The howl of the propellers was numbing, and there was little conversation during the flight.
Saif al-Islam by turns stared ahead or turned back to crane his neck out at the land he once was in line to rule. Every so often, holding his scarf across his mouth Tuareg-fashion, he would say a few words to a guard.
The calm was in stark contrast to the frenzy that greeted the capture of Muammar Gaddafi on October 20 as he tried to flee the siege of his hometown of Sirte, on the Mediterranean coast.
Fighters from the long embattled city of Misrata filmed themselves on cellphones hammering the fallen leader, howling for revenge and inflicting a series of indignities on him before his body was displayed to crowds of sightseers for several days.
The reporter caught Saif al-Islam's eye a few times, but on each occasion he looked away. At one point he asked for water, and a bottle from the journalist's pack was passed up to him. The other prisoners, too, did not want to speak.
After the plane bumped down on the tarmac in the mountains at Zintan, it was surrounded within minutes by hundreds of people - some cheering, some clearly angry, many shouting the rebels' Islamic battle cry, "Allahu Akbar!" (God is Greatest).
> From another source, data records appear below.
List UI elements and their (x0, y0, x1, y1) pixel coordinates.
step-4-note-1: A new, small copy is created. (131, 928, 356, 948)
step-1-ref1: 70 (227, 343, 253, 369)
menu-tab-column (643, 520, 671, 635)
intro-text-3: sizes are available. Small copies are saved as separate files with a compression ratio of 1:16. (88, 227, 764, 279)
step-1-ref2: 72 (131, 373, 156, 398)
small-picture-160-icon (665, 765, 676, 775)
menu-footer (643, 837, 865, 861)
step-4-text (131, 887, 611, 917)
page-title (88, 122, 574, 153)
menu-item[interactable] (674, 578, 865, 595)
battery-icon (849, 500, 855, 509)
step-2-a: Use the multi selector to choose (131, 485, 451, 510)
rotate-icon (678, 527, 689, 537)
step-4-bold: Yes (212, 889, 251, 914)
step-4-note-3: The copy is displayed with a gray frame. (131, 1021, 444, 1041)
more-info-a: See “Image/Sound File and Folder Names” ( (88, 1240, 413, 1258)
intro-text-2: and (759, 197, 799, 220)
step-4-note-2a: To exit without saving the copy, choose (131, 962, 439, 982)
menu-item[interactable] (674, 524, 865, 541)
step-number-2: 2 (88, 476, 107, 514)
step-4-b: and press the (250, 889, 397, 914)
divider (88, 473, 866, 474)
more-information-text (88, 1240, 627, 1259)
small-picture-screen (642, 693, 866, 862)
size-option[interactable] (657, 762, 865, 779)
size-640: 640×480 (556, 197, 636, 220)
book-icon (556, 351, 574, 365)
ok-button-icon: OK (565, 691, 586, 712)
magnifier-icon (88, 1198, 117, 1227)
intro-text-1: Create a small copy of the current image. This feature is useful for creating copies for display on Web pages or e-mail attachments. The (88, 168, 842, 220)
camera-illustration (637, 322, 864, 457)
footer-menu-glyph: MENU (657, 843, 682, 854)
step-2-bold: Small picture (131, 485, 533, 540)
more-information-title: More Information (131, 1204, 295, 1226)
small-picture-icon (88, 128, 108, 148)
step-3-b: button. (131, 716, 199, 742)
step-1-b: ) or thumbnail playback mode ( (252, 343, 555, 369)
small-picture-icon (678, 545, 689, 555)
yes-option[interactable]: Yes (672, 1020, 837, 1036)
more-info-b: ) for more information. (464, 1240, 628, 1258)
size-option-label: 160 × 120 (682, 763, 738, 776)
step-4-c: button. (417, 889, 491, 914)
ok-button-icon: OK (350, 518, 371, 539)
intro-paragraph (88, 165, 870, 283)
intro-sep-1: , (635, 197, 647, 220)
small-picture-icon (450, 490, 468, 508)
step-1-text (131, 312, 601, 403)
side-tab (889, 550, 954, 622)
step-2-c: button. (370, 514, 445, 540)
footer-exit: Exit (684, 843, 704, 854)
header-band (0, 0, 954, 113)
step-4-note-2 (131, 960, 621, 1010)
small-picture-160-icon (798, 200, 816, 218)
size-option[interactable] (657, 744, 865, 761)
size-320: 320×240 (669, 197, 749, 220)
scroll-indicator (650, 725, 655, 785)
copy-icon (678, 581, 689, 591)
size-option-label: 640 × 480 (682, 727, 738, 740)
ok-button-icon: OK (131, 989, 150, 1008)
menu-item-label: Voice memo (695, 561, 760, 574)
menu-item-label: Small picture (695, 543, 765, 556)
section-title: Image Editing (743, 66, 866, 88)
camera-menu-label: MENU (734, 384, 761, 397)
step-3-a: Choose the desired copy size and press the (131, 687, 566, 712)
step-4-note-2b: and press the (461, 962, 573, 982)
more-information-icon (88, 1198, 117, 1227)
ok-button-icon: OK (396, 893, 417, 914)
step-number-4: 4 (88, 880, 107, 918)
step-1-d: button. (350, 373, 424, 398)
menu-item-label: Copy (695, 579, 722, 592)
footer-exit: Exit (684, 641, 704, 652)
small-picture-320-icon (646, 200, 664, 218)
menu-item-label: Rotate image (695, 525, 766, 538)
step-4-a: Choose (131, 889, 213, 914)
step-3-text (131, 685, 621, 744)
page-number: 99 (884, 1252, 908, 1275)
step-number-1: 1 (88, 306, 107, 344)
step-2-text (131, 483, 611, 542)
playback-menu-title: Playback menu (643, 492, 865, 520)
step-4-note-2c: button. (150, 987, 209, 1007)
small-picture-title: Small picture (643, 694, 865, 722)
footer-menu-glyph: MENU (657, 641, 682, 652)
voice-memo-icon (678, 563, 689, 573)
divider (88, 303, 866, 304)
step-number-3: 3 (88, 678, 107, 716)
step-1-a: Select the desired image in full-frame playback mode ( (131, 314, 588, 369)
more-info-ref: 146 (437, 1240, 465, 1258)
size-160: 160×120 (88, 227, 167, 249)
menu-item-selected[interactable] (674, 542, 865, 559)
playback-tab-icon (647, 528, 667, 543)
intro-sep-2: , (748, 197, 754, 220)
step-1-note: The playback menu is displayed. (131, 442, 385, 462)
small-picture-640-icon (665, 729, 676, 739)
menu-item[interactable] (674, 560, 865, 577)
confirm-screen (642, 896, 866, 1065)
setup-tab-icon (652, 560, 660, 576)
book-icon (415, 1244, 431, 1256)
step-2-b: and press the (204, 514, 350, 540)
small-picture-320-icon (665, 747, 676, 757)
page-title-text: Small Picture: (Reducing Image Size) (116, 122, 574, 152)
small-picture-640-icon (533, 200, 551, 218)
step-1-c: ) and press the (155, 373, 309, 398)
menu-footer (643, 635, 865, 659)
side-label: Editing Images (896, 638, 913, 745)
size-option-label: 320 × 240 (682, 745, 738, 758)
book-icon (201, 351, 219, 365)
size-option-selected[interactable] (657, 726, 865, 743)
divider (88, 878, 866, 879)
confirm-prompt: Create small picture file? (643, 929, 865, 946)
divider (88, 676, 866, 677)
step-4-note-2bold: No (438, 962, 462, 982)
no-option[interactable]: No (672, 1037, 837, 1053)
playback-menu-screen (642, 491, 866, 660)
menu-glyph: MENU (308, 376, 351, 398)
Some held up cellphones to the few windows in the cargo hold, hoping to catch a snap of the most wanted man in Libya. At one point others were rattling the catches of the doors, intent it seemed on storming inside.
While his companions, clearly nervous, huddled together, Saif al-Islam seemed calm. He sat back and waited. The plane rocked gently as crowds clambered over the wings. The prisoners talked a little to each other and the guards.
Asked about The Hague court's statement that he was in touch through intermediaries about turning himself in to the international judges - who cannot impose the death penalty - he seemed to take offence: "It's all lies. I've never been in touch with them."
After more than an hour, the fighters decided they could get the other four captives off. They were helped out of the front door. Gaddafi remained where he was, on his own at the back, silent and aloof.
A further hour went by, the crowds still idling on the runway. The guards suggested it was time for the journalists to leave.
Moving back to speak to the solitary Gaddafi, the reporter asked, in English: "Are you OK?"
"Yes," he replied, looking up.
The reporter pointed to his injured hand. He said simply: "Air force, air force."
"Yes. One month ago."
The reporter moved past him to the aircraft steps. Gaddafi looked up and, without a word, briefly took her hand.
Later, television footage showed him being helped off the plane as people among the crowd on the tarmac tried to slap him. His captors shoved him into a car and sped off for a hiding place somewhere in town.